Publié le 28 avril 2020
ENTREPRISES RESPONSABLES
Déconfinement : vers un nouveau pacte social au sein des entreprises
Après deux mois de confinement, le retour au travail fait l’objet d’attente et d’inquiétude. Comment gérer la protection nécessaire des collaborateurs mais aussi leurs angoisses, leurs questionnements sur le sens et l’utilité de leur travail ? Pour assurer la cohésion et l’engagement des équipes, la gestion de l'humain va être clé. Certains experts n’hésitent pas à parler de refonte d’un pacte social entre les entreprises et leurs collaborateurs.

@sorbetto
À partir du 11 mai, les entreprises vont reprendre du service. Mais à quelles conditions ? 76 % des directeurs des ressources humaines envisagent des "plans de reprise", intégrant de nouvelles pratiques de travail, une réorganisation des locaux et du temps de travail, selon une enquête de la fédération des directeurs des ressources humaines (ANDRH).
Mais il faudra aussi gérer la dimension humaine qui influence l’engagement et la performance des collaborateurs. "L’entreprise devra être proactive pour inventer une nouvelle donne sociale, voire un nouveau pacte social, qui portera sur les conditions de rémunération, l'équité, la qualité de vie, le développement des compétences", assure ainsi Vinciane Beauchene, directrice associée chez le cabinet de conseil BCG.
1 - Gérer un corps social désuni sur fond de tensions sociales
Face à la crise, tous les travailleurs ne sont pas sur un pied d’égalité. Dix millions d’actifs sont au chômage partiel, soit la moitié des actifs. Huit millions sont en télétravail. Le reste travaille sur le terrain. Chaque situation a ses problématiques : angoisses financières pour les chômeurs, fatigue de l’hyperconnexion pour les télétravailleurs ou encore stress de la contamination pour ceux sur le front, avec une forte attente de reconnaissance pour l’utilité de leur travail.
De fait, le déconfinement ne sera pas le même pour tous. "À cela s’ajoutent les tensions sociales des 18 derniers mois, incarnées par les Gilets jaunes, qui ne se sont pas effacées. L’un des grands défis de l’entreprise va être de récréer le collectif de travail dans un contexte de déséquilibres et de situations disparates qui va durer pendant des mois", souligne Benoît Serre, vice-président de l’ANDRH.

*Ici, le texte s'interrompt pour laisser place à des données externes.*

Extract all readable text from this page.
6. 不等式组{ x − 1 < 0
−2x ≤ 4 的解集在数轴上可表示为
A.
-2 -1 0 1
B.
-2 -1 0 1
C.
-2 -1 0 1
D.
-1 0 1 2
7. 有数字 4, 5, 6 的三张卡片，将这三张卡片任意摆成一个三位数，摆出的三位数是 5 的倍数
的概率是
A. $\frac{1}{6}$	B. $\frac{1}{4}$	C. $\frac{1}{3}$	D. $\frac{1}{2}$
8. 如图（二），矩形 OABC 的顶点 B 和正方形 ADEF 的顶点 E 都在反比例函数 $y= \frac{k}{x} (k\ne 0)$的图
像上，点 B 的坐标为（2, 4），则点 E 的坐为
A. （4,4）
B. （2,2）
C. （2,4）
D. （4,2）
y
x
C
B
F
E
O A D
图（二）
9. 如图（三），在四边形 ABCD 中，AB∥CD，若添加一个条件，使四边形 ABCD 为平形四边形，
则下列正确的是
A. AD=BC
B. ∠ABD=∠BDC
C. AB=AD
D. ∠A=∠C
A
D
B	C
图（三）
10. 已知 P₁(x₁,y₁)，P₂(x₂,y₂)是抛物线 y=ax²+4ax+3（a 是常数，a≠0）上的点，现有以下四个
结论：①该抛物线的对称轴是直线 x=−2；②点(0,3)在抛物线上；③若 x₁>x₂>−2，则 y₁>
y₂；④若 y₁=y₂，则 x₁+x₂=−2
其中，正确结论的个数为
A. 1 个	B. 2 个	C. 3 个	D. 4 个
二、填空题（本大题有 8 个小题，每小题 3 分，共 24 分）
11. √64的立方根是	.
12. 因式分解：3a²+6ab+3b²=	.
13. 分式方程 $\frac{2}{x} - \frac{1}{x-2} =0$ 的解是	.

2- Ne pas négliger les risques psychosociaux en plus des risques sanitaires
Le stress augmente au fur et à mesure des semaines de confinement : 50 % des salariés se sentent isolés et 47 % s’estiment en détresse psychologique, rapporte la dernière enquête du cabinet Empreinte humaine. C’est aussi le cas pour 30 % des managers (+10 points entre fin et début avril). Le retour au travail est tout autant source d’angoisse autour des transports, de la garde des enfants ou des conditions de travail. 71 % des salariés craignent pour leur santé. Les entreprises ont donc mis en place des mesures sanitaires parfois drastiques.
Mais les entreprises vont également devoir travailler sur la "santé psychologique" en traitant les risques dits psychosociaux, insiste Empreinte Humaine. Dans ce cadre, la question des congés est loin d’être anecdotique : "Il ne faut pas les négliger au risque d’avoir des salariés épuisés et démotivés lors de la deuxième phase cruciale de la rentrée de septembre", alerte Benoît Serre.
3- Renforcer le dialogue social et la transparence…dans un contexte d’incertitude
Les entreprises seront autant scrutées sur leur gestion du déconfinement que sur celle du confinement. Deux conditions fondamentales pour réussir : la transparence et le dialogue social avec les salariés et leurs représentants. "C'est inestimable en termes de confiance et d’engagement au sein de l’entreprise", confirme un dirigeant d'entreprise, Stéphane Nomis, d'Ippon technologies. Cela vaut pour les aspects sanitaires et économiques. "Il faut pouvoir donner de la visibilité, être clairs sur les objectifs et projets qui sont prioritaires et ceux qu’on abandonne. Et ce, sur plusieurs mois alors que l’on évolue dans un contexte d’extraordinaire incertitude", souligne Benoît Serre.
4 -Donner du sens au travail et au projet d'entreprise
L’engagement des collaborateurs a baissé de 13 % ces deux derniers mois (à 49 %). Et pour certains, la pause du confinement a été l’occasion de repenser leur avenir professionnel. Aussi, il va aussi falloir penser à la rétention des talents et à l’attractivité. Redonner du sens au travail des collaborateurs va donc être essentiel. "C’est le test de vérité pour la raison d’être et la responsabilité des entreprises", estime ainsi Benoît Serre. La façon dont les dirigeants géreront le retour à l’emploi et le projet d’entreprise dans les prochains mois, sur le plan social, économique et environnemental, sera déterminante pour l’avenir de leur société.